4.BÖLÜM "Ukala"

Beginne am Anfang
                                    

İkisinin ölümcül bakışları arasında kıvrınıyordum resmen. Rahatsız olduğumu fark etmişti ki Prinç

"Ee... Sen niye okul forması giymedin Soo Ah?"

Odama bakmış ama bir forma bulamadığım için giymemiştim. Aynını Pirinç'e anlattım. Ilk günden sorun olmayacağını belirtmişti. Ben de üzerinde durmamıştım.

İşte sonunda okulun önünde bulunuyorduk. Büyük bir endamla Kang Koleji tam önümde duruyordu. Çok büyüleyici bir okuldu burası. Fazlasıyla şanslı olduğumu hissediyordum ama bir terslik vardı. Neden herkes bana bakıyordu?

"En sevmediğim şey oluyor... Tebrik ediyorum. Tüm erkeklerin radarına girmiş vaziyettesin Soo Ah."

Komik hareketler yapıp çırpınıyordu bunları söyleyen Domuz. Ben ve Pirinç büyük bir şaşkınlıkla birbirimize bakıp kahkaha atmaya başladık.

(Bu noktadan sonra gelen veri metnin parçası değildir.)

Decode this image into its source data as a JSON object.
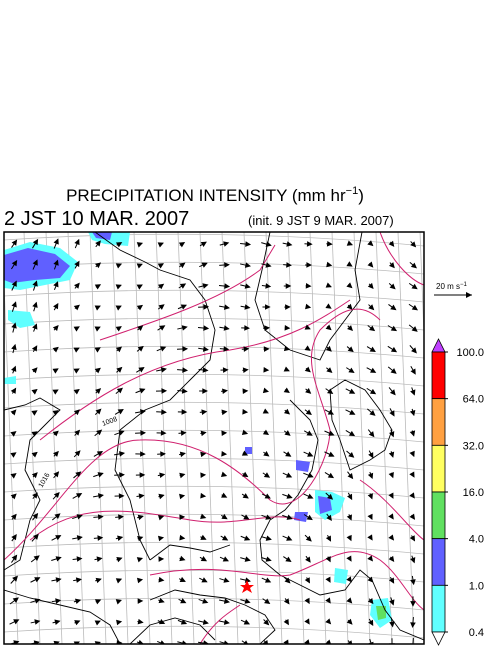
{
  "title": {
    "text": "PRECIPITATION INTENSITY (mm hr",
    "sup": "−1",
    "close": ")"
  },
  "valid_time": "2 JST 10 MAR. 2007",
  "init_time": "(init. 9 JST 9 MAR. 2007)",
  "reference_vector": {
    "text": "20 m s",
    "sup": "−1"
  },
  "isobar_labels": [
    "1008",
    "1016"
  ],
  "colorbar": {
    "ticks": [
      {
        "value": 100,
        "label": "100.0"
      },
      {
        "value": 64,
        "label": "64.0"
      },
      {
        "value": 32,
        "label": "32.0"
      },
      {
        "value": 16,
        "label": "16.0"
      },
      {
        "value": 4,
        "label": "4.0"
      },
      {
        "value": 1,
        "label": "1.0"
      },
      {
        "value": 0.4,
        "label": "0.4"
      }
    ],
    "colors": [
      "#ff0000",
      "#ffa040",
      "#ffff60",
      "#60e060",
      "#6060ff",
      "#60ffff"
    ],
    "over_color": "#c040ff",
    "under_color": "#ffffff"
  }
}
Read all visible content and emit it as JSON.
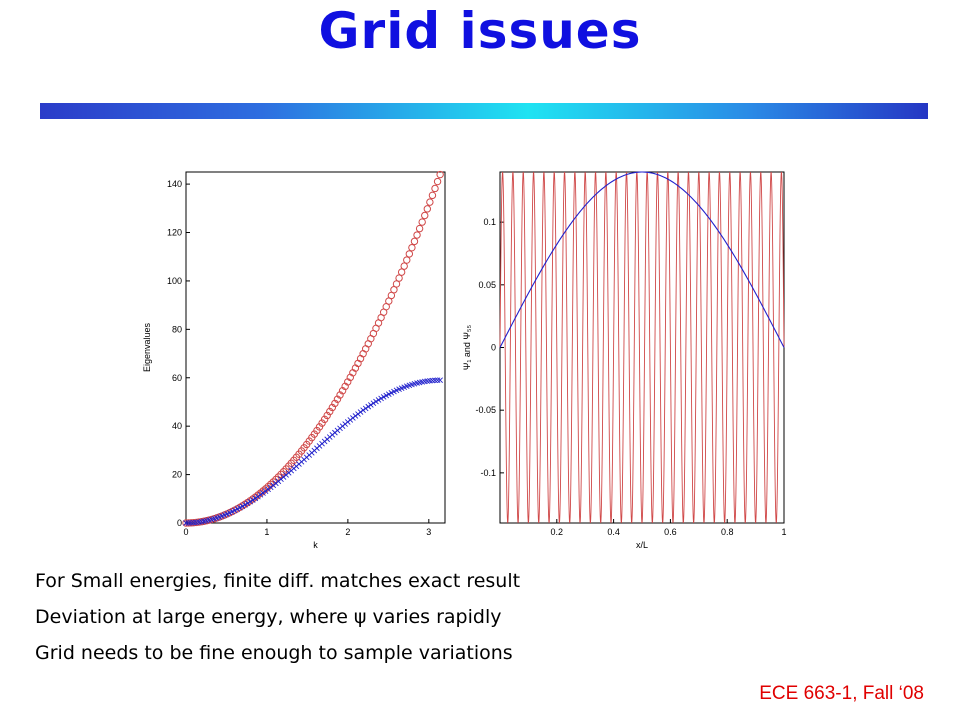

Domuz'u kolundan tutup sürükleyen Pirinç'e bakıp onların arkasından asi, dik bir şekilde ilerliyordum. 3. Kata ulaşmıştık -sonunda- sınıfa gireceğim sırada izinli gün sayımı düzeltmem için müdürün yanına uğramam gerektiğini hatırladım. Çocuklara haber verip müdürün odasını bulmak için koridorda gezmeye başladım.

Bu okulda ki tüm erkekler kızlara ağzı açık mı bakıyordu? Utanmasam hepsinin ağzına yapıştırmıştım şimdi. Hah sonunda müdürün odasını bulmuştum. İşlemleri 15 dakika içinde halledip odadan çıktım. Koridorda kimse yoktu ders saatiydi çünkü. Sınıfıma kapıyı çalarak girdim. Sınıf öğretmenimiz Bayan Min beni yanına çağırıp

"Sınıfımızın yeni üyesine hoşgeldin diyin çocuklar. "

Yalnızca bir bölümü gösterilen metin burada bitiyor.